TSAs are important to schools to show where they might be going wrong, says Ma On Shan Methodist Primary School principal, Chan Kam-fai. He says the Territory-wide System Assessment is an important guide to show a school's strengths and key areas that needed change.
The tests are very unpopular. At a special Legislative Council hearing last Sunday, the TSA Concern Group submitted a 43,623-signature petition to end the exam for Primary Three students. The hearing was attended by more than 100 members of the public, including parents, educators and students.
Speaking to Young Post yesterday, Chan said the assessment lets schools keep track of students' progress. "The test shows us what level our students are at and which aspects are particularly weak," he said. For example, if the results show students have a hard time forming proper questions, the school can adjust their strategies.
He added that even without TSAs, students would still be under intense pressure. "If the Education Bureau scrapped the city-wide assessment, the schools would still have their own internal assessment to test students. So it's better to focus on how they can make the TSA more suitable to pupils' levels and needs."

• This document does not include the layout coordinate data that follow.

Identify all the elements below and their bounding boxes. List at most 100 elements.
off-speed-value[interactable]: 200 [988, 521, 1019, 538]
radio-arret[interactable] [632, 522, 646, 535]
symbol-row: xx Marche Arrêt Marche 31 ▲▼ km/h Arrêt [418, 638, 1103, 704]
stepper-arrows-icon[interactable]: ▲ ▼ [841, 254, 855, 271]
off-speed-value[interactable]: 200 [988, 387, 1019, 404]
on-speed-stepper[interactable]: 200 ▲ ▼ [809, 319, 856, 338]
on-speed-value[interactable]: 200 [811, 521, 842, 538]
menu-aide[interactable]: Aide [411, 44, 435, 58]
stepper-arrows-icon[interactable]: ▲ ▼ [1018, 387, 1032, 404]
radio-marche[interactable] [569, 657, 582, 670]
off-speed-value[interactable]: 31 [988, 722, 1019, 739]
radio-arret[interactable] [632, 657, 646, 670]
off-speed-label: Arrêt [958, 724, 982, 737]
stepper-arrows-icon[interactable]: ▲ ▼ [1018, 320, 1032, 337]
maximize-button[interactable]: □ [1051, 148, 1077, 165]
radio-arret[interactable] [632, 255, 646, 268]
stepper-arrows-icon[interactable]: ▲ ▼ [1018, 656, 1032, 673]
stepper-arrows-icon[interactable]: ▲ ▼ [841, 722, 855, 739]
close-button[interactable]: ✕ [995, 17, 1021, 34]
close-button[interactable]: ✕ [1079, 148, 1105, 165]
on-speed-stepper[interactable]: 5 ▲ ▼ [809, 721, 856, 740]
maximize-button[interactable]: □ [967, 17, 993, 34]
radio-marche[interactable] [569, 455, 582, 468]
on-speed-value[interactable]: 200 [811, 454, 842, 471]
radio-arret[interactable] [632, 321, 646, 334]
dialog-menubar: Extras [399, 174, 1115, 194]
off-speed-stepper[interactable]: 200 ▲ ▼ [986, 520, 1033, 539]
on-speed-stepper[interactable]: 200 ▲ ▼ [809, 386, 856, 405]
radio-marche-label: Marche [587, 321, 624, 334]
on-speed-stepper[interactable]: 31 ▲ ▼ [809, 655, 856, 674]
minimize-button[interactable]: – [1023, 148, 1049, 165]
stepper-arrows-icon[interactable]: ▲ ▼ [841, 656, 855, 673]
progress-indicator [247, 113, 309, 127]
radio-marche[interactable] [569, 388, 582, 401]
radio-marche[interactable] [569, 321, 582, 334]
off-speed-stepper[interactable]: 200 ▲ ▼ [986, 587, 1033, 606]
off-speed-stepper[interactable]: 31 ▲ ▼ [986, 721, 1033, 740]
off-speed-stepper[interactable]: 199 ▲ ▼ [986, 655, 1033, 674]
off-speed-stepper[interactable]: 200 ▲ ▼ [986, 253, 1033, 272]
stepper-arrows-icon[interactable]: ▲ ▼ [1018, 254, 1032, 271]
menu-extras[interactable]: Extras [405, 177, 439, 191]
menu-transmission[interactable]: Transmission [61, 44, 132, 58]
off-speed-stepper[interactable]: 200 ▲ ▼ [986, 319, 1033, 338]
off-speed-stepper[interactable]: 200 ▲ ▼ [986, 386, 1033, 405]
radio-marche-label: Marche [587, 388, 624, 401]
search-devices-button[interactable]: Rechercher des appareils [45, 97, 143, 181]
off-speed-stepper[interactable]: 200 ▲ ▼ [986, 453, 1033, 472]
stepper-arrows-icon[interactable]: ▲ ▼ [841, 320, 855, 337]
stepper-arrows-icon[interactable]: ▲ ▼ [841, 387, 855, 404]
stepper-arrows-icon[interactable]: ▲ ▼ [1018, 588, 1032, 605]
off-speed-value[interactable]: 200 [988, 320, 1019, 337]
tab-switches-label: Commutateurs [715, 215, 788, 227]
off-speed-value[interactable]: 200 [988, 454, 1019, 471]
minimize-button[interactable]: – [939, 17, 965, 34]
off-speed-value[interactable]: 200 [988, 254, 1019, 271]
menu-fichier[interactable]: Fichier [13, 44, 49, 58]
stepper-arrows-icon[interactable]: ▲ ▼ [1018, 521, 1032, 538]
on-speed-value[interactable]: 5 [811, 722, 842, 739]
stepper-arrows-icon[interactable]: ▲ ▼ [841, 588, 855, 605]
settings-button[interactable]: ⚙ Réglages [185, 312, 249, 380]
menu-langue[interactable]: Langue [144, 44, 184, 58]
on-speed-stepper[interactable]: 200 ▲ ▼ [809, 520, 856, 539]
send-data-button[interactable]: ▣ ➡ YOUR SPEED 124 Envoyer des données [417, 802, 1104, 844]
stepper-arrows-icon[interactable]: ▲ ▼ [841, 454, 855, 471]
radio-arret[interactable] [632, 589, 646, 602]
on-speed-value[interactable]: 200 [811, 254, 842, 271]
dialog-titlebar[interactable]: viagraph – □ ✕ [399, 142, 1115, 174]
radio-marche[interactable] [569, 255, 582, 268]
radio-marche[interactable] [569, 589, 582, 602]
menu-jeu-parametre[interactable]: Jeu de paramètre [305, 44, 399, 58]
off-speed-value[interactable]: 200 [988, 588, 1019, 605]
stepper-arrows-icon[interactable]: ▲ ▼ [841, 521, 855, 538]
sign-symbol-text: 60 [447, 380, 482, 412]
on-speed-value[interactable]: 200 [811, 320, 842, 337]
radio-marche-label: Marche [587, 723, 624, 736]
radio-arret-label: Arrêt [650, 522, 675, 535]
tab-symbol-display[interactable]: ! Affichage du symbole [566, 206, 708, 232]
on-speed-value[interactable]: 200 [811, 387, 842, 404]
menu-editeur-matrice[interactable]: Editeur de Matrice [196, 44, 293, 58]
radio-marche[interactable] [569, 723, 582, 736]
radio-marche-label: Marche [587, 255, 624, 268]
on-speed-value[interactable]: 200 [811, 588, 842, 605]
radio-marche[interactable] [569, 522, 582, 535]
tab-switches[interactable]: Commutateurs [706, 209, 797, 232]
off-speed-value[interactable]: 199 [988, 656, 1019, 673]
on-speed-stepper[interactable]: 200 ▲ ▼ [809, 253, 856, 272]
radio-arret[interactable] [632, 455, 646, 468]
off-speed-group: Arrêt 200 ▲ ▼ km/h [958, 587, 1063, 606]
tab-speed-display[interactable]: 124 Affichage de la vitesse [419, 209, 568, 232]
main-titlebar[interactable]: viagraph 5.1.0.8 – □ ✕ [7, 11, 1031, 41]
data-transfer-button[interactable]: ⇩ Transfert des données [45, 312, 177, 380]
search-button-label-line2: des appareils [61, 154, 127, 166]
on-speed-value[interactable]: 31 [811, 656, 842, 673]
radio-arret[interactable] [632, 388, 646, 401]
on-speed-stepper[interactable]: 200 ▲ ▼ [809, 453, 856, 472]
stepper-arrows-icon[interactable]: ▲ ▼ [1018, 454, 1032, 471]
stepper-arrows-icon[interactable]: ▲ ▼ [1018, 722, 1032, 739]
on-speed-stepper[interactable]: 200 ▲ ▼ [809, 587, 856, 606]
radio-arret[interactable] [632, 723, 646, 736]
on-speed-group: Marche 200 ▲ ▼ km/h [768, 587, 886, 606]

Young Post reader Leung Ho-yi from Tsuen Wan Public Ho Cheun Yiu Memorial College says that scrapping the exams would do nothing to lift the pressure from students.
"Parents will arrange a lot of activities, like piano lessons or sports, so young people won't have enough time to relax. Their childhood will still be affected," she said. "Parents and schools have the responsibility to ensure a better school life for us."